Arab Saudi juga disebut sebagai salah satu negara Teluk yang berupaya mencegah eskalasi militer di kawasan. Riyadh secara terbuka menyatakan tidak akan terlibat dalam potensi perang apa pun di Timur Tengah.
Sikap tersebut sebelumnya juga ditegaskan oleh Putra Mahkota Mohammed bin Salman. Dalam pembicaraan pada 26 Januari, ia menyampaikan kepada Presiden Iran Masoud Pezeshkian bahwa Arab Saudi tidak akan mengizinkan wilayah udara maupun teritorialnya digunakan untuk serangan militer terhadap Iran.

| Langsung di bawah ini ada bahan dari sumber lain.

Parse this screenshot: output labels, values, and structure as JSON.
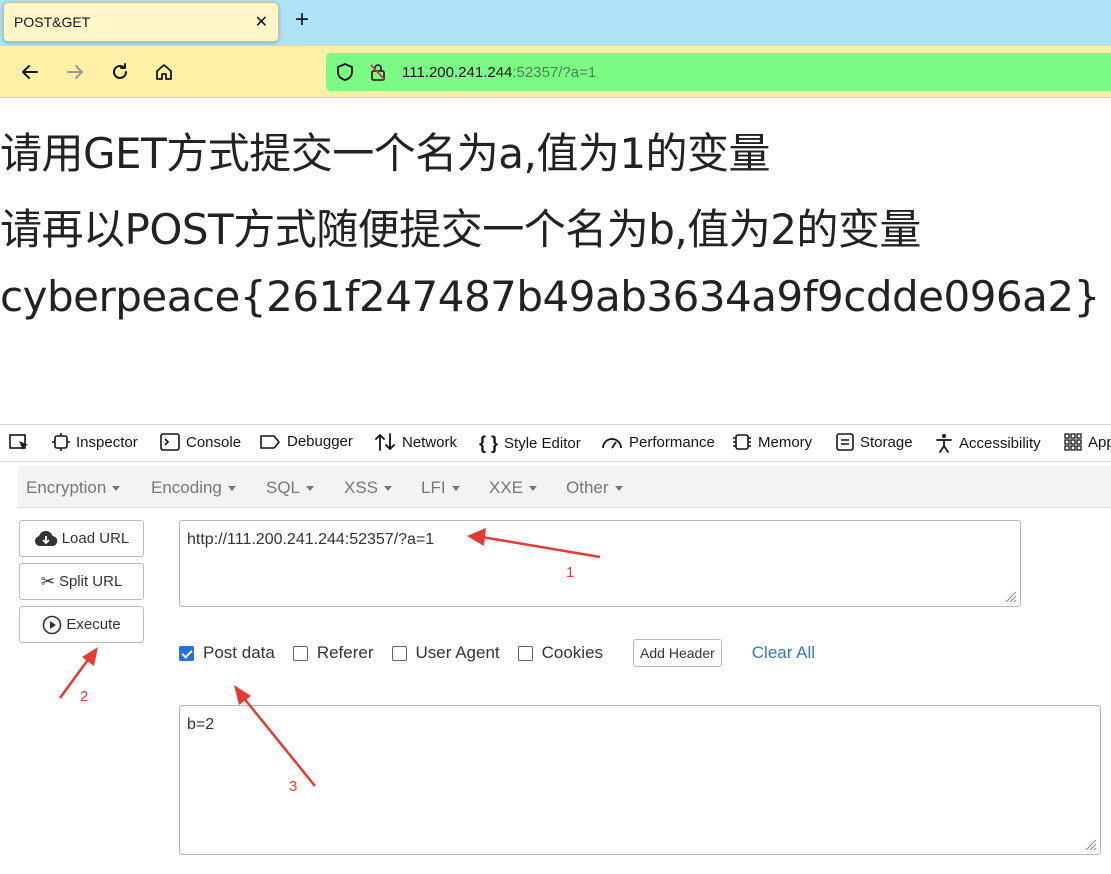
{
  "browser": {
    "tab_title": "POST&GET",
    "new_tab_icon": "plus-icon",
    "url_host": "111.200.241.244",
    "url_rest": ":52357/?a=1"
  },
  "page": {
    "line1": "请用GET方式提交一个名为a,值为1的变量",
    "line2": "请再以POST方式随便提交一个名为b,值为2的变量",
    "line3": "cyberpeace{261f247487b49ab3634a9f9cdde096a2}"
  },
  "devtools": {
    "tabs": [
      "Inspector",
      "Console",
      "Debugger",
      "Network",
      "Style Editor",
      "Performance",
      "Memory",
      "Storage",
      "Accessibility",
      "App"
    ]
  },
  "hackbar": {
    "menus": [
      "Encryption",
      "Encoding",
      "SQL",
      "XSS",
      "LFI",
      "XXE",
      "Other"
    ],
    "load_url": "Load URL",
    "split_url": "Split URL",
    "execute": "Execute",
    "url_value": "http://111.200.241.244:52357/?a=1",
    "checkboxes": {
      "post_data": "Post data",
      "referer": "Referer",
      "user_agent": "User Agent",
      "cookies": "Cookies"
    },
    "add_header": "Add Header",
    "clear_all": "Clear All",
    "post_value": "b=2"
  },
  "annotations": {
    "one": "1",
    "two": "2",
    "three": "3",
    "color": "#e53935"
  }
}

Namun situasi berubah setelah serangan AS dan Israel menghantam Iran. Dalam perkembangan berikutnya, Iran mulai meluncurkan serangan ke negara-negara tetangganya, termasuk Arab Saudi. Serangan tersebut dilakukan tanpa membedakan target.
Iran dilaporkan menyerang seluruh negara anggota Gulf Cooperation Council dalam waktu 24 jam setelah operasi militer gabungan AS-Israel yang oleh Washington disebut Operasi Epic Fury. Operasi ini menewaskan puluhan pejabat tinggi Iran.
Di antara korban tewas terdapat pemimpin tertinggi Iran yang telah lama berkuasa, Ali Khamenei. Kematian tersebut memicu ketegangan regional dan respons keras dari berbagai negara.
Menanggapi eskalasi tersebut, Amerika Serikat bersama Arab Saudi, Bahrain, Yordania, Kuwait, Qatar, dan Uni Emirat Arab menandatangani pernyataan bersama pada Minggu (1/3) malam. Pernyataan itu mengecam tindakan Iran yang menargetkan negara-negara dan warga sipil di kawasan.